Lilly, who described himself in an internal e-mail to staff as "always a startup guy at heart," will join venture firm Greylock Partners.
Mozilla's flagship product, the Firefox browser, is used by more than 360 million people around the world, with an estimated global market share of 24 percent, according to the Mozilla website.
"Venture investing is what I've wanted to do for quite a long time -- I've been involved in many startups, even building an incubator a decade ago, and have interests that span enterprise, open source, and the broader web, among others," wrote Lilly on his own blog. "I'm incredibly excited to join an amazing team there -- it's a firm that I've noted to be incredibly strongly oriented towards entrepreneurs -- it really matches my sensibilities as an operator extremely well."
Greylock Partners issued a written statement from Reid Hoffman, a partner at Greylock and co-founder and Executive Chairman of LinkedIn: "We are excited to have John Lilly join us at Greylock. John and I have worked together at Mozilla. As CEO, John led Mozilla from 20 million to nearly 400 million users. His experience as a founder, operating executive, and board member will be a great resource to entrepreneurs. John also has an excellent background in open source, enterprise, consumer internet software -- the areas of Greylock investments like Redhat, Workday, LinkedIn and Facebook."
Lilly joined Mozilla in July 2005 as CTO and was named CEO in January 2008. Prior to joining Mozilla, he was the CEO and founder of Reactivity, at its outset in 1998 a technology incubator. By 2001, Reactivity had transformed itself into an application network services provider for enterprise customers, with Lilly holding the post of CTO until December 2004. Cisco Systems acquired Reactivity in a deal completed in March 2007.

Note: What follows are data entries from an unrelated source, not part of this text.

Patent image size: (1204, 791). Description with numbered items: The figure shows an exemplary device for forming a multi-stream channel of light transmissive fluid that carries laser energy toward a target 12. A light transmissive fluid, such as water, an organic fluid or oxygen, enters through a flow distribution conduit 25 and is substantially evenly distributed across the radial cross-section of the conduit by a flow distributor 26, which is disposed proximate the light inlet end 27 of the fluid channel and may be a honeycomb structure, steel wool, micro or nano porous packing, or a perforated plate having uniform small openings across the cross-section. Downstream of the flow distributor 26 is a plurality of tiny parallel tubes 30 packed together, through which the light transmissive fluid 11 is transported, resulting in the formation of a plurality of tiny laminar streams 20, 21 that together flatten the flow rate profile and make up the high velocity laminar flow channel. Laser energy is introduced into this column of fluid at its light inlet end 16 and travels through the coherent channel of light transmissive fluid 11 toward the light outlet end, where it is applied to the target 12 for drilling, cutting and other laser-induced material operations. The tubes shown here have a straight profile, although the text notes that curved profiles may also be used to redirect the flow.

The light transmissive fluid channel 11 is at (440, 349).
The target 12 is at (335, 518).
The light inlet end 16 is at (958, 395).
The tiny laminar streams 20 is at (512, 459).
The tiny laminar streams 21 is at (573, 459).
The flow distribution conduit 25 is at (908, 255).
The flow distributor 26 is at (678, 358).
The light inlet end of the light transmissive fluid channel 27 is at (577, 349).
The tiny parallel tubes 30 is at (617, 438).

The Mozilla Foundation announced Lilly's move as part of a "more open" CEO transition, according to Mitchell Baker, chair of the Mozilla Foundation. "The timing of this announcement -- just as we begin a formal search for a new CEO -- is to make this process more open than is generally the case and is a reflection of the uniqueness of Mozilla as a public benefit organization dedicated to openness and participation in Internet life," wrote Baker on his blog.
In a Webcast conducted on Monday, Mozilla's director of Firefox, Mike Beltzner discussed the development roadmap for Firefox 4, scheduled for release before the end of the year. It is the next major version of the organization's open-source browser.
In November 2009, Mozilla reported fiscal year 2008 revenues of $78.6 million, mostly generated from an arrangement with Google in which the search company pays Mozilla for Firefox-initiated traffic in a deal that concludes in November 2011.